İkinci adım ise idamlarla ilgili.
Söz, Meclis Başkanı Şentop’ta: “Diğeri de, idamla ilgili karar verme yetkisi parlamentoların. Bu da genel kabul gören bir ilkedir. Bizim hukuk sistemimizde de o zaman böyledir. Ama Milli Birlik Komitesi kendisini parlamento kabul ederek, idamlara karar veriyor. Bu karar da sonuç olarak şeklen bir parlamento kararının yerine geçen bir karar olduğu için, bunun da bir Meclis kararıyla düzeltilmesi düşünülebilir. Nasıl Yassıada’daki izler silinmişse, hukuk hayatındaki, hukuk tarihindeki izlerini de silmemizin doğru olacağını düşünüyorum.”
MENDERES’İN AVUKATI BAŞVURMUŞTU
Daha önce Menderes’in avukatı Burhan Apaydın aynı konuda Meclis’e müracaat etmiş, ancak dilekçe komisyonu “İnfaz kararları Meclis’in yetkisinde olduğu için bir karar verilebilir ama mahkeme kararlarının yok sayılması konusunda bir karar alınamaz” yanıtını vermişti. Şentop’a bunu hatırlattım.

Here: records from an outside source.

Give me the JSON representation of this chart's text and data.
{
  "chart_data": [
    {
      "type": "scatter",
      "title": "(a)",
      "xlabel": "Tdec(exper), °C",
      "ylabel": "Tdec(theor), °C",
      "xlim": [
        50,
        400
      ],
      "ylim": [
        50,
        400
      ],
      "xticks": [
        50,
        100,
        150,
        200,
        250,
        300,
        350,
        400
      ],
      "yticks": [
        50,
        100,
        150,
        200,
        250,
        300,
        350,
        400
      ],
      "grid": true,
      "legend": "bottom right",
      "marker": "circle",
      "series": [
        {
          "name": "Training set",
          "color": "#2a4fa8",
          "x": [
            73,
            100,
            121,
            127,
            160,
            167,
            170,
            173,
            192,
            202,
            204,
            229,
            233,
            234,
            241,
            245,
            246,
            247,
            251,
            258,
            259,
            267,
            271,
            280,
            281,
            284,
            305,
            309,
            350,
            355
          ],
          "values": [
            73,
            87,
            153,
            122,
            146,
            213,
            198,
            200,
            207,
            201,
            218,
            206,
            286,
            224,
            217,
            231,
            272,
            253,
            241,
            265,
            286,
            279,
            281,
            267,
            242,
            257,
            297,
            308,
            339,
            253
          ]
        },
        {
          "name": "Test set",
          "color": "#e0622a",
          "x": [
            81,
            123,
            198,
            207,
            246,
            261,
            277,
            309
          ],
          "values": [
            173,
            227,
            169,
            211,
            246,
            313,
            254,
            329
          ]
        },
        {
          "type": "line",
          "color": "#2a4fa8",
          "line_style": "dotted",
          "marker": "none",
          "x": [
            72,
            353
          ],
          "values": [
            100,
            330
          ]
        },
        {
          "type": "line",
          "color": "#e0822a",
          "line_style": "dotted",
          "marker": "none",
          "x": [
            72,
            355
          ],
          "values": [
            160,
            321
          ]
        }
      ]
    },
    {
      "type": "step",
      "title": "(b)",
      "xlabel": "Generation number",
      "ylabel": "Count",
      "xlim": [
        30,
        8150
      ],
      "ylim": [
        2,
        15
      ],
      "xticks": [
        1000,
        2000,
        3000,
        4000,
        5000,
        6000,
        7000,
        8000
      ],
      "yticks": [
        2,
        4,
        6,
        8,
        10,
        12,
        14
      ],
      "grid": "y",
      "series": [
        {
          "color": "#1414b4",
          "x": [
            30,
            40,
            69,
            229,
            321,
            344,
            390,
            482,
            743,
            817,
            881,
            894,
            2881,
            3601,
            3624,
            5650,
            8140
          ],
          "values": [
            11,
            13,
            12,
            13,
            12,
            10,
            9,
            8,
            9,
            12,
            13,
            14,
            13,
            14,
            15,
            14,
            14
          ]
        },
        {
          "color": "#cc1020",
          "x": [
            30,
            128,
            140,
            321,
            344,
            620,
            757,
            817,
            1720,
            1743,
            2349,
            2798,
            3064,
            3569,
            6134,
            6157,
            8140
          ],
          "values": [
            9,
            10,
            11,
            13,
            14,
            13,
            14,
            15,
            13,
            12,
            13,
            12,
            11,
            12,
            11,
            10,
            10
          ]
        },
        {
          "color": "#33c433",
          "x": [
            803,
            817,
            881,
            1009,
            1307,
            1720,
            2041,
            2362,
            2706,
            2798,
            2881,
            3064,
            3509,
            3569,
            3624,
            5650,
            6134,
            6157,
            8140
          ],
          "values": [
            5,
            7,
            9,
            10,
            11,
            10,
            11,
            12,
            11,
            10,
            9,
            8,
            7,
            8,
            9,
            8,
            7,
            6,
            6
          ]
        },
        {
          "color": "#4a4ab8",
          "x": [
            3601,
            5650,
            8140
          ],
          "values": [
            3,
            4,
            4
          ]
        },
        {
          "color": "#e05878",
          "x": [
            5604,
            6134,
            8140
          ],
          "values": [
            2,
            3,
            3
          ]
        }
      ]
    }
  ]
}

“Mahkeme kararlarının yok sayılması değil de mahkemenin varlığının tartışılması bence daha önemli. Mahkemenin varlığına dair bir karar alındığı takdirde, yani ‘Bu mahkeme değildir’ diye, onun vermiş olduğu kararlar ve yapmış olduğu iş ve işlemler de hukuken muteber olmaktan çıkacaktır” dedi. Meclis Başkanı’nın daha köklü bir çözümden yana olduğu sonucunu çıkardım.
CUMHURBAŞKANI NE DİYOR?
Meclis Başkanı Şentop, “Sayın Cumhurbaşkanımıza arz ettim bu hususları” dedi. Erdoğan’ın cevabını merak ettim. “‘Şüphesiz uygun bir hukuki formül bulunduğu takdirde, mutlaka böyle bir adımı atalım’ dedi” diye anlattı.
PARTİ LİDERLERİNİ ZİYARET EDECEK
Bu konudaki çalışmalar belli bir seviyeye ulaştığında Meclis BaşkanıŞentop, siyasi parti liderleriyle de görüşmeyi planlıyor.
Yassıda kararlarının yok hükmünde sayılmasıyla tarih bir adım atılmış, aynı zamanda her başbakan koltuğuna oturduğunda karşısında hissettiği Menderes’in idam sehpasındaki fotoğrafı da oradan indirilmiş olacak.